Bahan dipilih yang keras, kilaunya bagus dan berserat indah. Bilah keris terdiri dari dua macam, yaitu keris luk dan keris lurus. Pada bagian bilah keris terdapat dari 3 bagian yaitu pucukan atau ujung, awak-awakan atau badan, serta sor-soran atau bagian paling bawah. Pada sor-soran terdapat gonja dan pasi, bagian sor-soran merupakan tempat ricikan keris. Komposisi ricikan yang dipakai pada bilah akan menentukan nama dhapur keris tersebut, misalnya dhapur spaner, dhapur tilam upih, dhapur surapati.
Penjelasan mengenai bilah keris diuraikan dalam Serat Centhini. Tiap bagian keris mempunyai berbagai tipe tersendiri, serta ada tipe-tipe tertentu yang hanya boleh digunakan untuk kalangan kelas atas pada masa itu. Ketentuan tersebut ditulis oleh Pakubuwono IV dalam Serat “Anger Awisan”. Di lantai ini kita juga dapat mengetahui bagaimana eksistensi keris di masyarakat serta bagaimana cara mewariskan keris.
Ilmu keris pada zaman dahulu merupakan “Kawruh Sinengker” yang artinya ilmu yang dirahasiakan. Ilmu ini baru boleh diajarkan oleh ahlinya jika seorang anak mencapai usia akil balig. Keris dan ilmunya merupakan salah satu simbol pencapaian pria Jawa pada jaman dahulu. Keris juga dianggap sebagai “adek-adeking bale somah”, pusaka yang diturunkan orang tua kepada anaknya, serta salah satu penopang tegaknya budaya Jawa.
Ritual ini dilakukan oleh orang yang punya hajat membuat keris sebagai bentuk permohonan restu kepada Tuhan Yang Maha Esa serta alam semesta agar pemesanannya terkabul sesuai yang diharapkan. Selain itu juga dimaksudkan agar empu serta para sabatnya dapat mencurahkan tenaganya dengan tenang serta menumbuhkan hati yang teguh, diberi rasa sabar dan hati-hati sehingga dapat menumbuhkan daya ciptanya guna menghasilkan kerja yang baik. Sesaji dilakukan oleh empu pada saat pertama kali menempa atau masuh.
Yang kedua adalah saat menyepuh pada akhir pembuatan keris.
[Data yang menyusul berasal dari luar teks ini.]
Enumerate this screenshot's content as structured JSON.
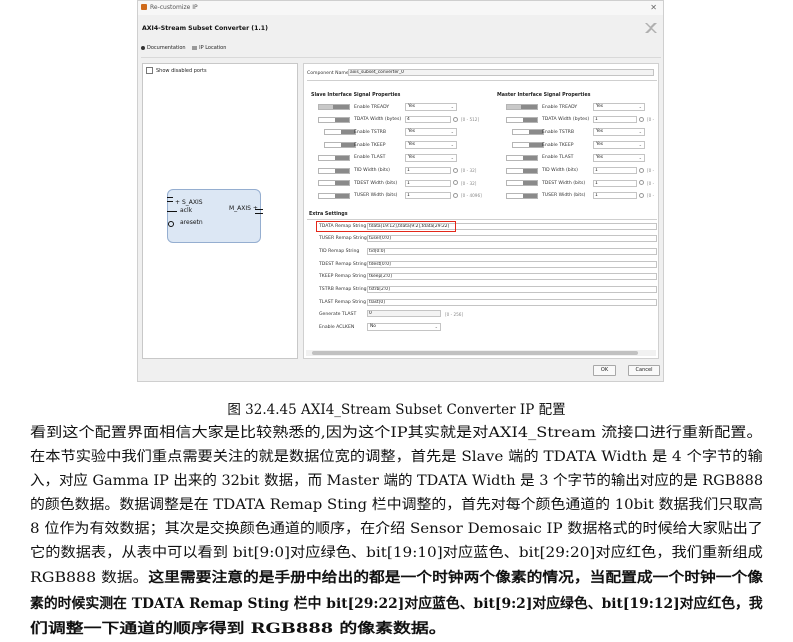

Beberapa sesajen di antaranya berupa sekul asahan; tumpeng janganan; tumpeng robyong; sekul golong; jajan pasar; degan ayu, kembang boreh, lengo wangi; sinjang warna-warni, mori, lawe, jungkat, pengilon serta ayam. Ada beberapa tahap pembuatan keris dari tahap menipiskan pamor, pasang pamor, membuat kodokan, membuat wilahan, nyilak waja, membuat luk, mepeh, mecah perabot, menyempurnakan pasikon, membuat gonja, mengasah bilah, membuat greneng, menerapkan gonja, nyepuh, marangi. Gambaran proses tersebut dapat kita lihat pada diorama pembuatan keris. Di museum ini juga terdapat perpustakaan kecil yang berisi buku seputar pengetahuan tentang keris.
Sarung atau warangka keris berwujud ragam kapal dengan aneka makna. Simbol kerang dan siput laut ditanam di pangkal bilah dengan cara ditempa dan digosok. Demikian juga dengan ragam hias di permukaan sarungnya. Beragam nuansa bahari tetap muncul seperti, sulur flora laut (di sini saya jadi terinspirasi warangka keris berukirkan rumput laut, hehe..keren), ikan, naga atau kapal. Bentuk kapal laut yang kembali terwujud dalam warangka tidak bisa lepas dari jasa pelaut dan pedagang Bugis.
Mereka berlayar ke seluruh penjuru Nusantara. Kapal sebagai inspirasi bentuk warangka kemudian menjadi tradisi yang tersebar luas mengikuti rute jagad pelayaran dan perniagaan selama berabad-abad. Maka untuk memahami ungkapan “Nenek moyangku seorang pelaut” Lihatlah Keris!